我飯還沒做好,媳婦兒已經餓了,跑來廚房找東西吃,我給了他昨天醬好的豬蹄兒,他就搬一小凳坐我腿邊兒啃,我說你出去吃切,坐這兒擋著我幹活了,他用屁股蹭著往邊兒上挪了挪,嘰裡咕嚕地說:「你別管我,我不擋你。」
我問他:「你最近怎麼這麼黏糊我?」
他說:「不習慣啊?」
我說:「有點兒吧。」
他說:「其實我也不習慣。」
我倆沉默了兩秒不知怎麼突然一起笑了起來。
說起豬蹄兒我又想到一好玩兒的事兒,昨天我醬豬蹄兒的時候媳婦兒一直興奮地滿屋子跑,因為他酷愛這道菜,仨小時跑來問了我六次做好了沒有。
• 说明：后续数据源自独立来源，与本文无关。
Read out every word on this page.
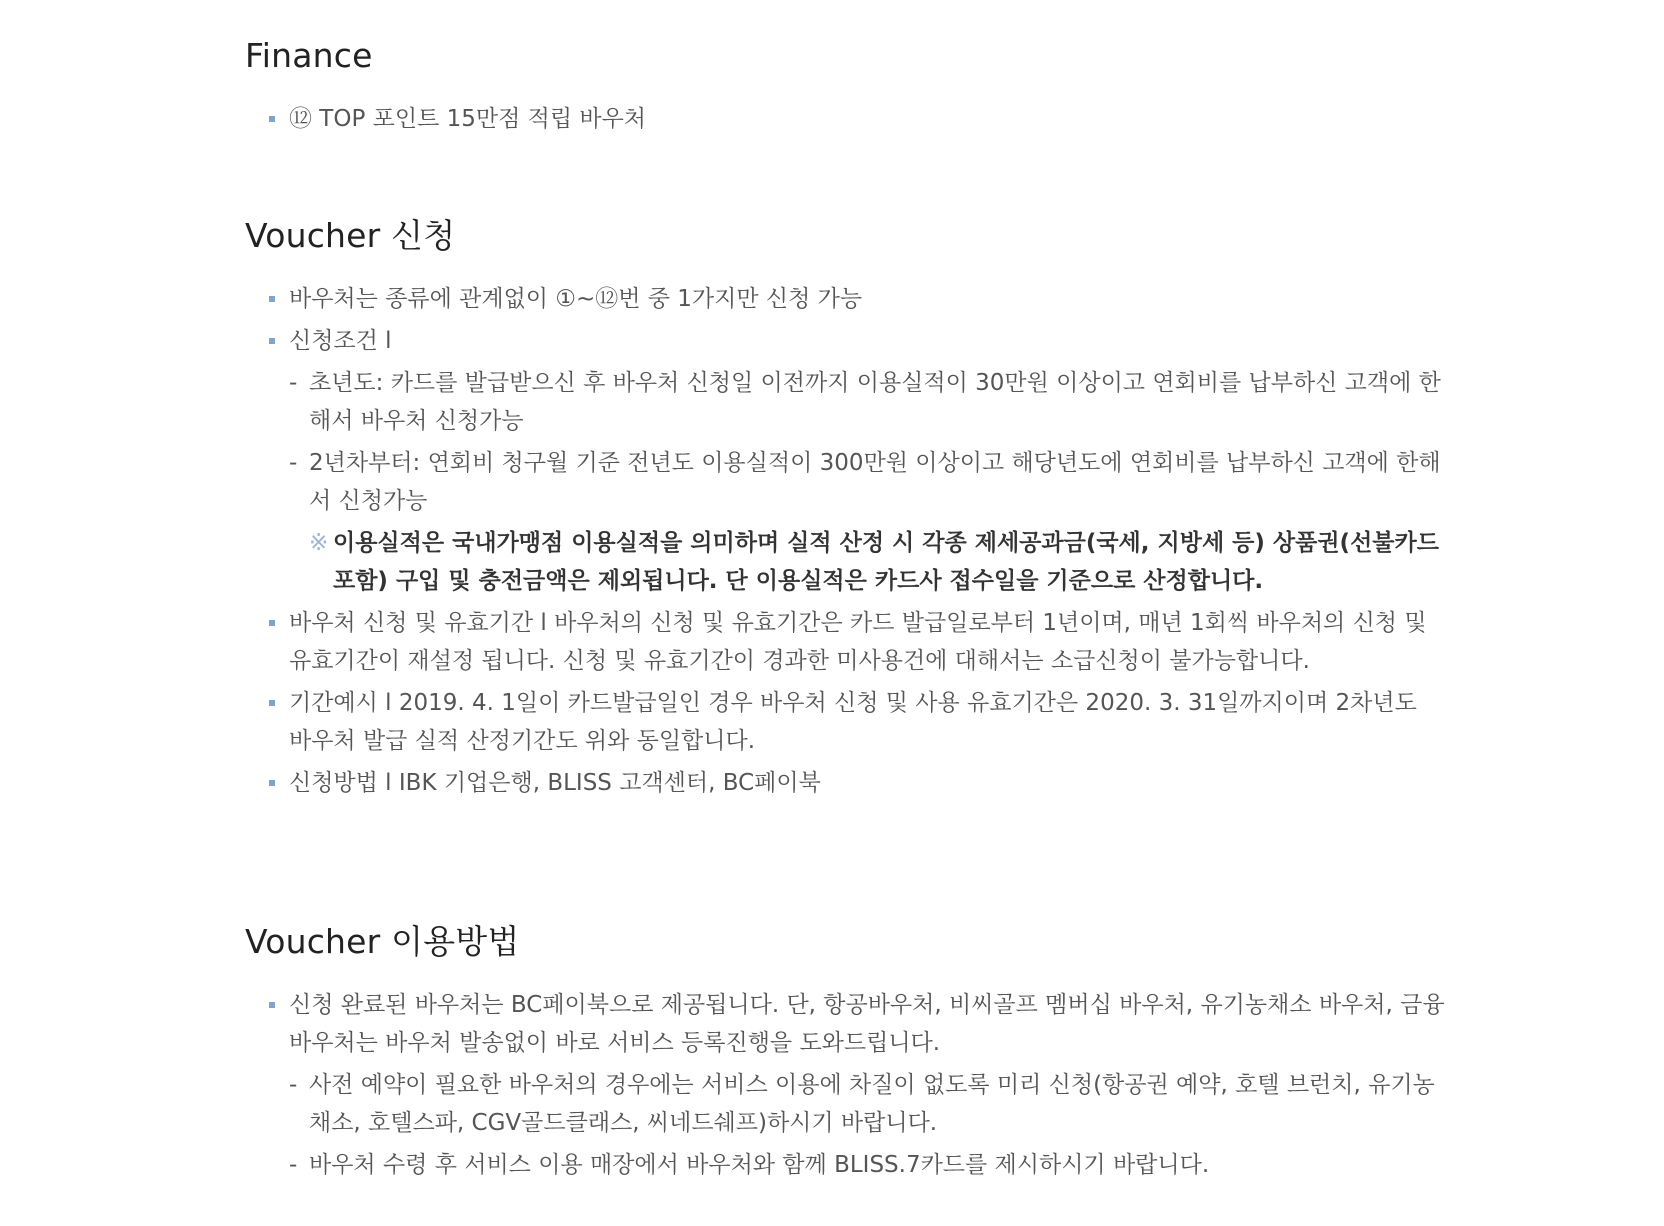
Finance
⑫ TOP 포인트 15만점 적립 바우처
Voucher 신청
바우처는 종류에 관계없이 ①~⑫번 중 1가지만 신청 가능
신청조건 l
- 초년도: 카드를 발급받으신 후 바우처 신청일 이전까지 이용실적이 30만원 이상이고 연회비를 납부하신 고객에 한해서 바우처 신청가능
- 2년차부터: 연회비 청구월 기준 전년도 이용실적이 300만원 이상이고 해당년도에 연회비를 납부하신 고객에 한해서 신청가능
※ 이용실적은 국내가맹점 이용실적을 의미하며 실적 산정 시 각종 제세공과금(국세, 지방세 등) 상품권(선불카드 포함) 구입 및 충전금액은 제외됩니다. 단 이용실적은 카드사 접수일을 기준으로 산정합니다.
바우처 신청 및 유효기간 l 바우처의 신청 및 유효기간은 카드 발급일로부터 1년이며, 매년 1회씩 바우처의 신청 및 유효기간이 재설정 됩니다. 신청 및 유효기간이 경과한 미사용건에 대해서는 소급신청이 불가능합니다.
기간예시 l 2019. 4. 1일이 카드발급일인 경우 바우처 신청 및 사용 유효기간은 2020. 3. 31일까지이며 2차년도 바우처 발급 실적 산정기간도 위와 동일합니다.
신청방법 l IBK 기업은행, BLISS 고객센터, BC페이북
Voucher 이용방법
신청 완료된 바우처는 BC페이북으로 제공됩니다. 단, 항공바우처, 비씨골프 멤버십 바우처, 유기농채소 바우처, 금융바우처는 바우처 발송없이 바로 서비스 등록진행을 도와드립니다.
- 사전 예약이 필요한 바우처의 경우에는 서비스 이용에 차질이 없도록 미리 신청(항공권 예약, 호텔 브런치, 유기농채소, 호텔스파, CGV골드클래스, 씨네드쉐프)하시기 바랍니다.
- 바우처 수령 후 서비스 이용 매장에서 바우처와 함께 BLISS.7카드를 제시하시기 바랍니다.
於是快出鍋的時候我趕緊先給他切了一塊兒讓他試試味兒。
我問他怎麼樣,他想了一會兒說有點兒燙,我都崩潰了我......
我說:「問你味道怎麼樣,鹹不鹹?這特麼剛出鍋能不燙麼?」
他就嘬著指頭傻樂。
昨天晚上他一人啃了一整個豬蹄兒,邊啃邊給我倆規劃未來,說:「老戰咱們以後開個醬豬蹄店吧,就開在你們學校內川菜館旁邊,一個豬蹄50塊錢,每天只賣100個,每天賺夠5000塊咱們就收攤兒去買臭豆腐和鐵板魷魚吃......」
我說行啊,我負責醬豬蹄,你負責幹什麼呀?
他想了一會兒挺認真地看著我說:「你覺得我負責幹什麼呀?」
我說:「你負責做夢吧。」
我媳婦兒總有很多類似於此的白日夢,總是樂此不疲地講給我聽,我亦樂此不疲地嘲笑著他。但其實想想也很好,開家小店,帶著我最愛的人去賣他最愛吃的東西,我醬豬蹄,他就像現在一樣搬張小凳坐在門口邊啃邊招攬生意,然後沒過兩天我倆的店就被他吃倒閉了,那就收攤回家喝西北風,或者帶他去吃他想吃的鐵板魷魚。
第66章那些習以為常
晚上和幾個朋友去喝了點兒酒,因為都要喝酒不想開車,所以去的時候我一輛車上拉了七個人,後備箱裡還塞了倆,一路過來居然沒讓交警逮了,實屬僥倖。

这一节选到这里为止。